Point de remords, Sire ! les rois doivent dominer les religions, et ne s’attacher qu’à celle qui, composée d’éléments purs, découle du sein de la divinité, dont ils sont ici-bas les images, quand ils sont éclairés, fermes et bienfaisants ; ils doivent être au-dessus de ces pratiques superstitieuses qui avilissent la raison, abâtardissent les peuples, leur ôtent leur énergie et leurs vertus. C’est à eux de préparer de loin à leurs sujets un culte raisonnable, digne de l’homme et de faire tomber, soit par le mépris, soit par une sagesse attentive, ces querelles misérables qui ont tant de fois ensanglanté la terre ; c’est ainsi que, législateurs sublimes et prévoyants, ils deviennent les bienfaiteurs du genre humain113.
42Le « peuple » célèbre le libérateur triomphant et Mercier recourt au syntagme superlatif utilisé par la plupart de ses contemporains historiens (Hénault, Voltaire, Millot ou Viard) : « Sous des traits guerriers on reconnaît un bon prince, un cœur françois, le meilleur des hommes et des rois114 ».
L’affaire de La Partie de chasse de Henri IV
43Mais c’est à Charles Collé que revient le principal succès de la légende henricienne avec La Partie de chasse de Henri IV, dont les démêlés avec la censure attestent l’actualité analogique que pratique aussi le pouvoir à toute époque. Créée avec succès dans le giron du duc d’Orléans en décembre 1764, la pièce est interdite par le roi à la cour, malgré les sollicitations de son cousin. Philippe d’Orléans annonce à Collé que Louis XV a justifié son refus au motif que « cela étoit trop près, que l’on ne pouvoit point mettre Henri IV sur un théâtre public, mais seulement sur des théâtres de société115 ». Les Mémoires secrets lèvent le voile sur une véritable affaire d’État impliquant le pouvoir exécutif :
Malgré les espérances que le public avoit de voir jouer Henri IV, il est à craindre que ce drame n’ait pas lieu. Il s’est tenu ces jours derniers un grand conseil à Versailles sur cette matière : M. le duc de Choiseul, M. le prince de Soubise étoient pour en permettre la représentation ; M. de Laverdy, M. le duc de Praslin s’y opposoient ; enfin la pluralité a été pour qu’on ne traduisît point indécemment sur la scène ce grand roi116.

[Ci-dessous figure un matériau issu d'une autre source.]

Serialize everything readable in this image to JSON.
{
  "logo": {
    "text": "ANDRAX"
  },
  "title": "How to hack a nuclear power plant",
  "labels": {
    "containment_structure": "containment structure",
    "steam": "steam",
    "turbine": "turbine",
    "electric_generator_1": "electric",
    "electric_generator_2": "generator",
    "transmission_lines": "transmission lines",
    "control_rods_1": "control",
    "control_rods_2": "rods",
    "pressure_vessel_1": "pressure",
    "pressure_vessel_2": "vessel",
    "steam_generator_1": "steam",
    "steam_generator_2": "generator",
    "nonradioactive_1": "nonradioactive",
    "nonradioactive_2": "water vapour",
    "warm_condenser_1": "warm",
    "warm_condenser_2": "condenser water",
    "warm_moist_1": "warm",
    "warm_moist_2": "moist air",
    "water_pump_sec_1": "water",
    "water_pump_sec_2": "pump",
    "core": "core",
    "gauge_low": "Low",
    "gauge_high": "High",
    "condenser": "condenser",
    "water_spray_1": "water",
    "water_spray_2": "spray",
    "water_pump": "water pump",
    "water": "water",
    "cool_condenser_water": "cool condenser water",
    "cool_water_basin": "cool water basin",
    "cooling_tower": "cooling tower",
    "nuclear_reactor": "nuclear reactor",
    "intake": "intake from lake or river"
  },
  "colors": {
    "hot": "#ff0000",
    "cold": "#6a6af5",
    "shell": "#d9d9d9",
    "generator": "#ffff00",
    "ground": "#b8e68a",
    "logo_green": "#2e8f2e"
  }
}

44Cette affaire relève d’une lutte d’influence à la cour entre le clan Choiseul et celui du maréchal de Duras, et révèle les limites de la censure officielle, puisque la pièce était jouée en province et que des Grands s’opposaient à la décision des censeurs et du lieutenant de police117. Ainsi en va-t-il du Maréchal de Richelieu, duc de Guyenne, qui fait jouer « par ordre » La Partie de chasse de Henri IV le 13 juin 1766 au théâtre de Bordeaux, alors qu’elle reste interdite à Paris jusqu’à la mort de Louis XV118. Comme le résume Hallays-Dabot, « le gouvernement [...] vit dans la pièce de Collé ce que le public y chercherait, une allusion par contraste, un prétexte à manifestation. Henri IV était alors ce qu’il a été plus tard, un drapeau, l’emblème de la royauté débonnaire, libérale, démocratique119. » Autrement dit, la racine d’une « droite orléaniste » déjà en concurrence avec la « droite légitimiste », pour reprendre la célèbre distinction de René Rémond120. Collé était le « lecteur et secrétaire » du duc d’Orléans, interprète naturel de Henri IV dans la pièce.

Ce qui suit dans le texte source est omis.